Фигура астронавта ушла вверх. В шар вплыл округлый цоколь: блок ракеты 1Р-9/12. По нему шли огненные строки:
«У Тризвездия Омега-Эридана в плоскости вращения белого карлика плотный астероидный пояс антивещества. Звездолет погиб. Измените систему метеорной защиты».
Алый свет литер озарял лица малышей.
– И все. Ни одного лишнего слова, – помолчав, продолжал Ило. – Ни единого слова о себе. Почему? Не хватило времени? Вряд ли. Скорее, просто показалось мелким, сообщив главное – об открытии, опасности и беде, – дополнять это необязательными сведениями о своей особе. Выделять себя среди всех погибших.
– А… что там произошло? – спросил Эри. Дед в раздумье повел плечами.
– «Измените систему метеорной защиты». Эти четыре слова немного проливают свет, позволяют что-то предположить… Вы видели хроники о Залежи в Тризвездии, видели этот широченный диск астероидов вокруг белого карлика Омега-Эридана, ныне Звезды Неизвестного. Он похож на соединенные вместе кольца Сатурна, только гораздо обширнее. Две других звезды – Омега-2 и Омега-3 – красная и желтая – подсвечивают с разных сторон это галактическое Эльдорадо. Необыкновенное зрелище. И на внешнем краю астероидного поля, где оно расплывается, комья антивещества мельчают, осталась громадная «дыра», вмятина пустоты с поперечником в тысячу километров. Это место аннигиляции звездолета.

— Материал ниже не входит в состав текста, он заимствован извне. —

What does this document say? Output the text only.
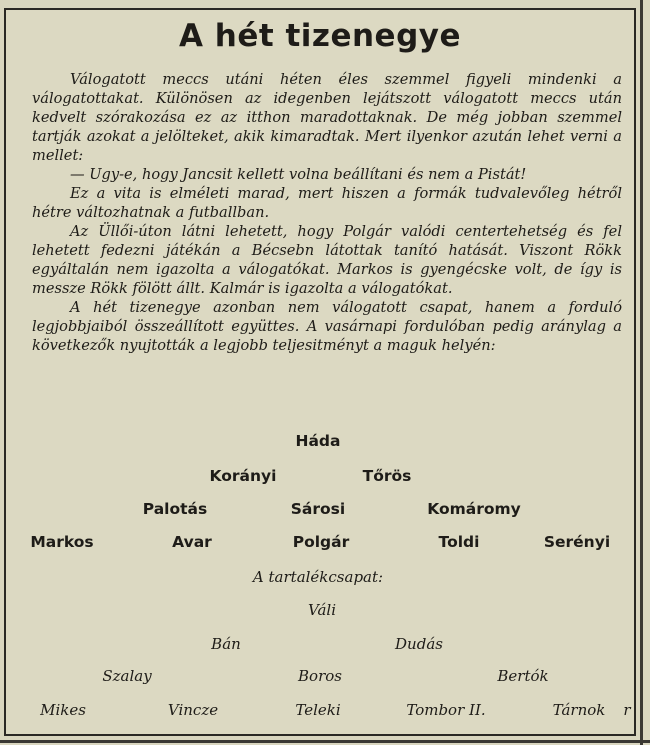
A hét tizenegye

Válogatott meccs utáni héten éles szemmel figyeli mindenki a válogatottakat. Különösen az idegenben lejátszott válogatott meccs után kedvelt szórakozása ez az itthon maradottaknak. De még jobban szemmel tartják azokat a jelölteket, akik kimaradtak. Mert ilyenkor azután lehet verni a mellet:

— Ugy-e, hogy Jancsit kellett volna beállítani és nem a Pistát!

Ez a vita is elméleti marad, mert hiszen a formák tudvalevőleg hétről hétre változhatnak a futballban.

Az Üllői-úton látni lehetett, hogy Polgár valódi centertehetség és fel lehetett fedezni játékán a Bécsebn látottak tanító hatását. Viszont Rökk egyáltalán nem igazolta a válogatókat. Markos is gyengécske volt, de így is messze Rökk fölött állt. Kalmár is igazolta a válogatókat.

A hét tizenegye azonban nem válogatott csapat, hanem a forduló legjobbjaiból összeállított együttes. A vasárnapi fordulóban pedig aránylag a következők nyujtották a legjobb teljesitményt a maguk helyén:

Háda
Korányi	Tőrös
Palotás	Sárosi	Komáromy
Markos	Avar	Polgár	Toldi	Serényi
A tartalékcsapat:
Váli
Bán	Dudás
Szalay	Boros	Bertók
Mikes	Vincze	Teleki	Tombor II.	Tárnok r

Наверное, все было, как обычно: звездолет повис на удаленной от центральной звезды орбите, разведракету 1Р-9/12 послали искать – поскольку там нет планет – астероид покрупнее для развертывания базы. Наверно, локаторы звездолета заблаговременно и на предельной дистанции засекли метеоры, траектории которых могли пересечься с кораблем. Это не опасность, система аннигилятной защиты срабатывает автоматически: выстреливает самонаводящейся пушкой в метеорные тела миллиграммовые пульки из антисвинца. Легкая вспышка в ста километрах от корабля обращает метеор в пар и излучение, в ничто. Но эти метеоры сами были из антивещества…
Ведомая Неизвестным 1Р-9 отлетела достаточно далеко, аннигиляционный взрыв звездолета ее не задел. Только вспышка, затмившая свет трех звезд, дала знать разведчику, что он остался один. Секунды – и ничего нет: ни корабля, ни сотни, без малого, товарищей, ни даже обломков. Если Неизвестный и не понял сам, то спектроанализаторы ракеты объяснили ему, что представляет собой астероидный пояс у белого карлика…
– А дальше? – тихо спросил Ло.
– Дальше его действия были подчинены одной цели: отправить сообщение.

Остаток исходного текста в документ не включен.